Choosing a GPU for PFClean
Traditionally in many applications, processing has taken place on the CPU as a series of discrete actions performed sequentially. With low core counts and clock speeds in older processors this led to bottlenecking in processing times, especially in tools that require multiple layers of motion estimation, detection and fixing.
PFClean was the first application commercially available in any market to use General Processing on the GPU. By offloading compute intensive tasks to the Graphics Processing Unit, PFClean is able to utilise the massively parallel architecture of the GPU to dramatically increase the speed of your restoration across a number of tools.

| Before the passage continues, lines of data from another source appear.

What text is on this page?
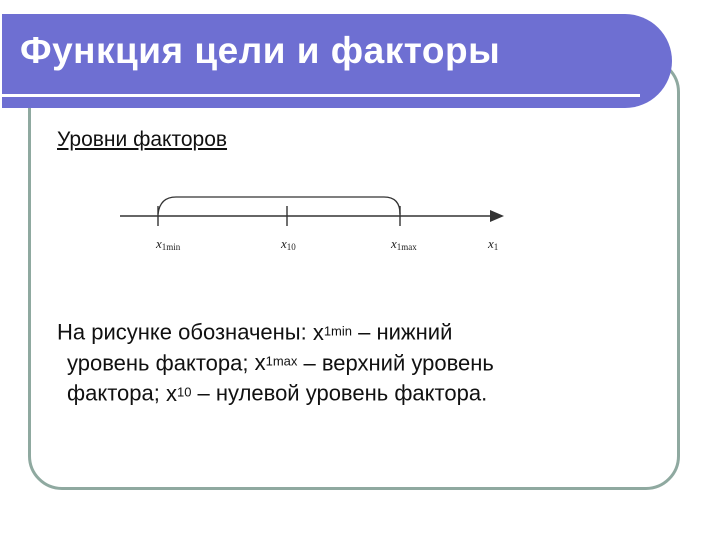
Функция цели и факторы

Уровни факторов

x1min	x10	x1max	x1

На рисунке обозначены: $x_{1min}$ – нижний
уровень фактора; $x_{1max}$ – верхний уровень
фактора; $x_{10}$ – нулевой уровень фактора.
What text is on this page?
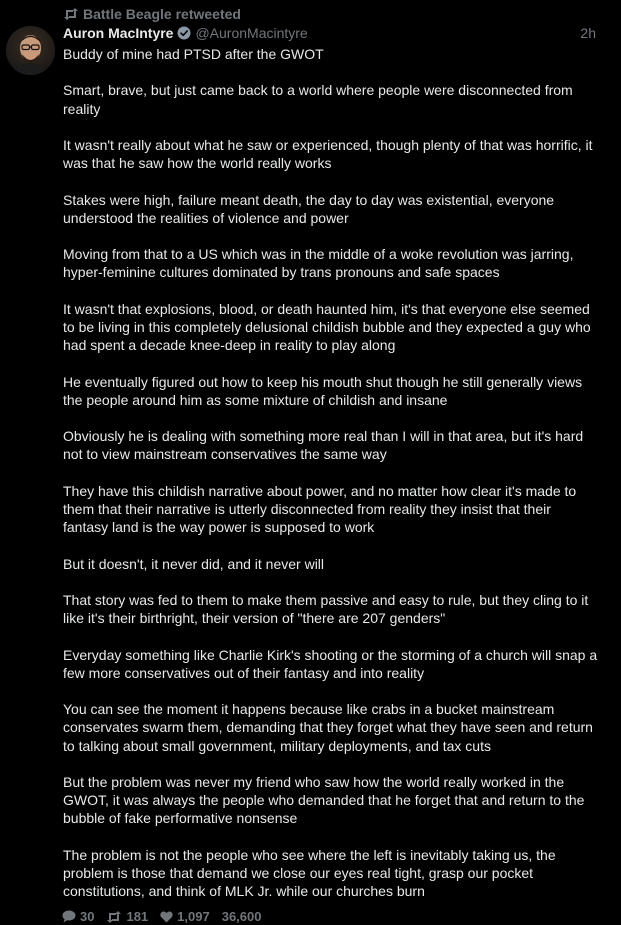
Battle Beagle retweeted
Auron MacIntyre @AuronMacintyre	2h

Buddy of mine had PTSD after the GWOT

Smart, brave, but just came back to a world where people were disconnected from reality

It wasn't really about what he saw or experienced, though plenty of that was horrific, it was that he saw how the world really works

Stakes were high, failure meant death, the day to day was existential, everyone understood the realities of violence and power

Moving from that to a US which was in the middle of a woke revolution was jarring, hyper-feminine cultures dominated by trans pronouns and safe spaces

It wasn't that explosions, blood, or death haunted him, it's that everyone else seemed to be living in this completely delusional childish bubble and they expected a guy who had spent a decade knee-deep in reality to play along

He eventually figured out how to keep his mouth shut though he still generally views the people around him as some mixture of childish and insane

Obviously he is dealing with something more real than I will in that area, but it's hard not to view mainstream conservatives the same way

They have this childish narrative about power, and no matter how clear it's made to them that their narrative is utterly disconnected from reality they insist that their fantasy land is the way power is supposed to work

But it doesn't, it never did, and it never will

That story was fed to them to make them passive and easy to rule, but they cling to it like it's their birthright, their version of "there are 207 genders"

Everyday something like Charlie Kirk's shooting or the storming of a church will snap a few more conservatives out of their fantasy and into reality

You can see the moment it happens because like crabs in a bucket mainstream conservates swarm them, demanding that they forget what they have seen and return to talking about small government, military deployments, and tax cuts

But the problem was never my friend who saw how the world really worked in the GWOT, it was always the people who demanded that he forget that and return to the bubble of fake performative nonsense

The problem is not the people who see where the left is inevitably taking us, the problem is those that demand we close our eyes real tight, grasp our pocket constitutions, and think of MLK Jr. while our churches burn

30 181 1,097 36,600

Following on from our guide to building a workstation for PFClean, this post discusses the aspects to consider when selecting a GPU for your workstation in order to boost performance in PFClean.
01. GP-GPU in PFClean
In PFClean you are able to employ a GPU for display and multiple GPUs for Batch processing and for processing over a network, to rapidly export your restored material. PFClean continues to be at the forefront of this technology with its Telerack video processing engine and Digital Wet Gate, which heavily uses the strengths of modern GPUs. Effects in the Workbench that require motion estimation such as Fix Frame and De Warp benefit massively and are significantly faster than multi core CPUs. GPU processing is used in most effects for rendering tasks with the advantages in speed being seen over CPUs especially when working with high resolution material such as 4K.
02. Card Interface
The GPU hardware interface or PCIe connection is how your GPU physically connects to the rest of the your system. Things to check are whether your motherboard is gen 2.0 PCIe or gen 3.0 PCIe; this is part of the board and one of the factors that dictates how quickly image data can be transferred on and off your GPU. Gen 3.0 allows for much greater speed and therefore much greater yields in processing image data. Gen 4.0 motherboards and GPUs are on the horizon and will allow for potentially much greater image processing performance.
- PCIe 1.x: 250 MB/s
- PCIe 2.x: 500 MB/s
- PCIe 3.0: 985 MB/s
- PCIe 4.0: 1969 MB/s
03. PCIe Lanes
CPUs have a number of channels which must be shared for communicating with other devices attached to the motherboard. These are known as PCIe lanes. Modern Xeon socket boards will have up to 40 of these lanes per CPU. Desktop processors such as the i7 series of CPUs normally have around 16 and use switching technology to connect more devices to these same 16 lanes thus reducing simultaneous processing performance where multiple devices are attached. Increasingly, modern GPUs will require a 16x socket to run at maximum performance; anything less than this and it will bottleneck, and may not even work correctly. This is why it’s important to check the designation of PCIe lanes on your motherboard sockets. Each slot will be labelled for either 1x 4x 8x 16x lanes. Some slots may be physically/electrically 16x but only wired for 4x so it’s worth consulting your motherboard manual to make sure the GPU is in the correct socket for your system.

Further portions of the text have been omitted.